Canada's economy grew 0.2 per cent in August, Statiscs Canada said Friday, slower than the month before but still pointing to a rebound in the third quarter after a sluggish start to the year.
And even though Canada is on track to become a services-based economy, instead of a manufacturing economy, in August things looked very different. The services sector recorded zero growth while goods-producing industries jumped 0.7 per cent.
Leading growth was oil, gas and mining, which is recovering from the Alberta wildfires this spring, and which posted a hefty 1.4-per-cent increase in August.
Consumers tapped out?
One negative in today's StatsCan report was a 0.2-per-cent decline in the retail sector. This part of Canada's economy hasn't grown at all this year, with the numbers for August roughly in line with the numbers for January.

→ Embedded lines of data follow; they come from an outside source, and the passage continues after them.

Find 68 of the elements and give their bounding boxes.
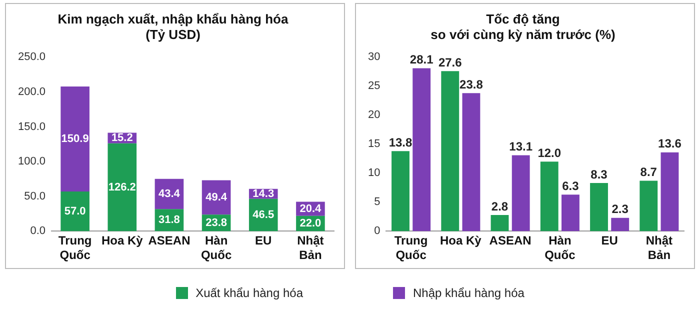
- y-tick-label: 250.0: [18, 51, 46, 64]
- x-tick-label: Hoa Kỳ: [101, 234, 144, 248]
- data-label: 6.3: [562, 178, 580, 193]
- bar: [60, 86, 90, 192]
- data-label: 31.8: [158, 214, 180, 226]
- x-tick-label: EU: [601, 234, 618, 248]
- data-label: 8.3: [590, 167, 608, 182]
- y-tick-label: 15: [368, 138, 380, 150]
- y-tick-label: 30: [368, 51, 380, 64]
- legend-label: Nhập khẩu hàng hóa: [412, 286, 524, 300]
- bar: [412, 68, 431, 232]
- x-tick-label: ASEAN: [489, 234, 532, 248]
- y-tick-label: 100.0: [18, 156, 46, 168]
- data-label: 46.5: [252, 209, 274, 222]
- x-tick-label: EU: [255, 234, 272, 248]
- data-label: 150.9: [61, 133, 89, 146]
- bar: [462, 93, 480, 232]
- data-label: 12.0: [538, 146, 562, 160]
- data-label: 28.1: [410, 52, 434, 67]
- data-label: 22.0: [300, 218, 322, 230]
- data-label: 15.2: [111, 132, 133, 144]
- legend-label: Xuất khẩu hàng hóa: [194, 286, 303, 300]
- y-tick-label: 200.0: [18, 86, 46, 98]
- x-tick-label: Hàn Quốc: [200, 234, 232, 262]
- chart-title: Kim ngạch xuất, nhập khẩu hàng hóa (Tỷ USD): [58, 11, 289, 42]
- x-tick-label: ASEAN: [148, 234, 190, 248]
- bar: [490, 214, 509, 232]
- data-label: 13.1: [509, 140, 533, 154]
- bar: [441, 71, 460, 232]
- data-label: 43.4: [158, 188, 181, 200]
- bar: [562, 194, 580, 232]
- data-label: 14.3: [252, 188, 274, 200]
- data-label: 8.7: [640, 165, 658, 180]
- y-tick-label: 20: [368, 109, 380, 122]
- data-label: 126.2: [108, 181, 136, 194]
- bar: [660, 152, 679, 232]
- x-tick-label: Hoa Kỳ: [440, 234, 482, 248]
- y-tick-label: 25: [368, 80, 380, 92]
- x-tick-label: Nhật Bản: [297, 234, 324, 262]
- data-label: 27.6: [438, 55, 462, 70]
- bar: [540, 162, 558, 232]
- bar: [60, 192, 90, 232]
- x-tick-label: Nhật Bản: [646, 234, 673, 262]
- data-label: 13.8: [388, 135, 413, 150]
- bar: [512, 155, 530, 232]
- y-tick-label: 50.0: [24, 190, 46, 202]
- x-tick-label: Trung Quốc: [394, 234, 428, 262]
- bar: [392, 151, 410, 232]
- y-tick-label: 0.0: [30, 225, 46, 238]
- y-tick-label: 0: [374, 225, 380, 238]
- bar: [611, 218, 630, 232]
- x-tick-label: Hàn Quốc: [544, 234, 576, 262]
- chart-title: Tốc độ tăng so với cùng kỳ năm trước (%): [430, 11, 616, 42]
- data-label: 23.8: [460, 77, 484, 92]
- data-label: 20.4: [300, 202, 322, 215]
- y-tick-label: 150.0: [18, 120, 46, 133]
- data-label: 13.6: [658, 136, 682, 151]
- data-label: 49.4: [206, 191, 228, 204]
- y-tick-label: 10: [368, 167, 380, 180]
- bar: [590, 183, 608, 232]
- x-tick-label: Trung Quốc: [58, 234, 92, 262]
- data-label: 57.0: [64, 205, 86, 218]
- data-label: 2.3: [612, 202, 629, 216]
- data-label: 2.8: [491, 199, 508, 214]
- data-label: 23.8: [206, 216, 228, 229]
- y-tick-label: 5: [374, 196, 380, 208]
- bar: [640, 180, 658, 232]
- bar: [108, 143, 137, 232]
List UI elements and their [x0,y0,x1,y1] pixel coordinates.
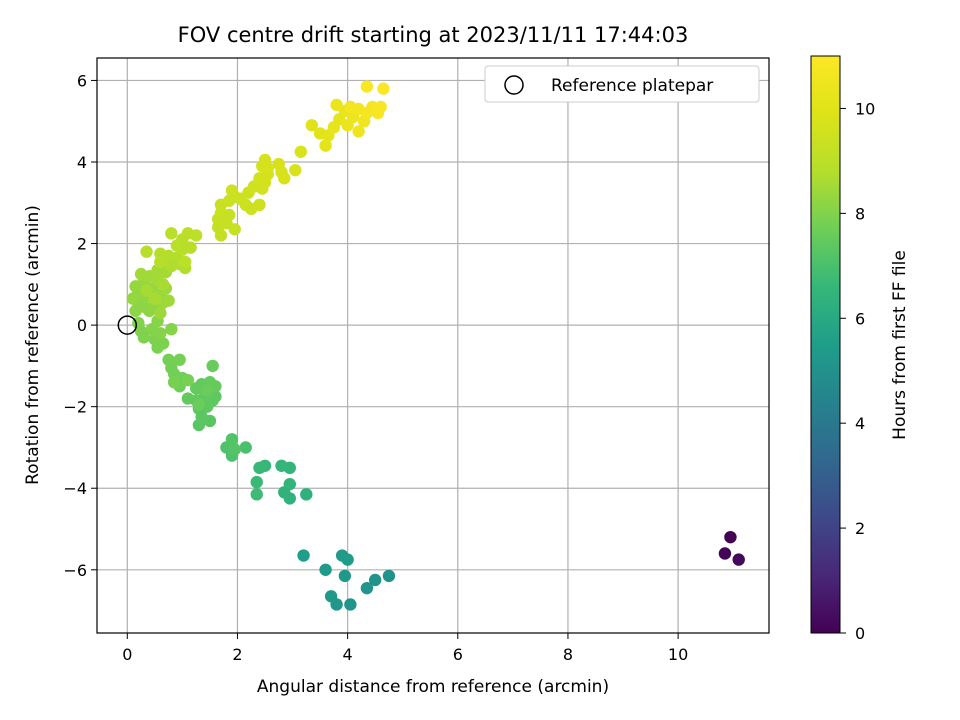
data-point [181,392,195,405]
data-point [162,294,175,307]
colorbar: 0 2 4 6 8 10 Hours from first FF file [810,55,910,643]
data-point [294,145,308,158]
data-point [173,353,186,366]
colorbar-ticks: 0 2 4 6 8 10 [840,99,875,643]
y-axis-label: Rotation from reference (arcmin) [23,205,43,485]
data-point [250,488,263,501]
data-point [170,239,184,252]
colorbar-tick-label: 6 [855,309,865,328]
data-point [225,433,239,446]
data-point [718,547,732,560]
data-point [154,306,167,320]
colorbar-tick-label: 4 [855,414,865,433]
data-point [338,569,352,583]
data-point [324,590,338,603]
data-point [181,373,195,387]
y-tick-label: 4 [77,153,87,172]
data-point [344,598,357,611]
y-tick-label: 2 [77,235,87,254]
data-point [253,461,266,475]
data-point [148,292,162,305]
y-tick-label: −6 [63,561,87,580]
grid-lines [97,58,769,633]
x-axis-ticks: 0 2 4 6 8 10 [122,633,688,664]
data-point [250,475,263,489]
data-point [300,488,313,501]
legend-label: Reference platepar [551,76,713,96]
data-point [200,384,214,397]
data-point [341,553,354,566]
data-point [297,549,310,562]
data-point [184,241,197,254]
colorbar-tick-label: 0 [855,624,865,643]
data-point [319,563,332,576]
reference-platepar-marker [117,315,138,335]
data-point [352,125,365,138]
data-point [305,119,319,132]
chart-title: FOV centre drift starting at 2023/11/11 … [178,23,689,47]
data-point [382,569,396,583]
data-point [162,353,175,366]
data-point [189,229,203,242]
data-point [165,322,178,336]
data-point [154,255,167,269]
data-point [377,82,390,95]
data-point [360,581,374,595]
x-tick-label: 4 [343,645,353,664]
y-tick-label: 0 [77,316,87,335]
data-points [126,80,745,611]
data-point [126,292,140,305]
data-point [319,139,332,152]
data-point [724,530,737,544]
data-point [261,161,274,175]
colorbar-tick-label: 10 [855,99,875,118]
data-point [289,163,302,177]
data-point [275,459,288,473]
data-point [330,98,343,112]
data-point [178,255,192,269]
colorbar-label: Hours from first FF file [890,250,910,440]
plot-frame [96,57,770,634]
y-axis-ticks: −6 −4 −2 0 2 4 6 [63,71,97,580]
data-point [239,441,252,454]
x-tick-label: 0 [122,645,132,664]
data-point [278,172,291,185]
colorbar-tick-label: 8 [855,204,865,223]
legend: Reference platepar [484,65,760,103]
data-point [228,223,241,236]
x-tick-label: 8 [563,645,573,664]
data-point [206,359,219,373]
x-tick-label: 2 [232,645,242,664]
colorbar-tick-label: 2 [855,519,865,538]
data-point [272,157,285,171]
y-tick-label: 6 [77,71,87,90]
data-point [140,284,153,297]
legend-box [484,65,760,103]
y-tick-label: −2 [63,398,87,417]
data-point [167,376,181,389]
data-point [732,553,745,566]
data-point [283,477,296,491]
data-point [225,184,239,197]
data-point [154,327,167,340]
data-point [360,80,374,93]
data-point [165,227,178,240]
data-point [368,573,382,587]
x-axis-label: Angular distance from reference (arcmin) [257,677,609,697]
data-point [156,278,170,291]
data-point [192,398,206,411]
x-tick-label: 6 [453,645,463,664]
data-point [140,245,153,258]
y-tick-label: −4 [63,479,87,498]
x-tick-label: 10 [668,645,688,664]
data-point [253,198,266,212]
data-point [371,106,385,120]
data-point [228,443,241,456]
colorbar-gradient [810,55,841,634]
legend-marker [504,75,524,95]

At the same time, Canadian household debt has hit record highs, and Canadians now lead the G7 countries on this measure. Some observers fear consumers could come under pressure, and even face a potential debt crisis, as borrowing grows.
CIBC economy Avery Shenfeld noted that, even though August looked strong, the economy has underperformed over the past year.
"Let's not forget that this came after a drop in [the second quarter] that still leaves the year tracking at a mediocre 1.3 per cent 12-month pace," he wrote in a client note.
TD Bank economist Brian DePratto said the latest numbers show Canada is on track for a strong rebound in the third quarter, with the economy expected to grow at a more than 3 per cent annual rate.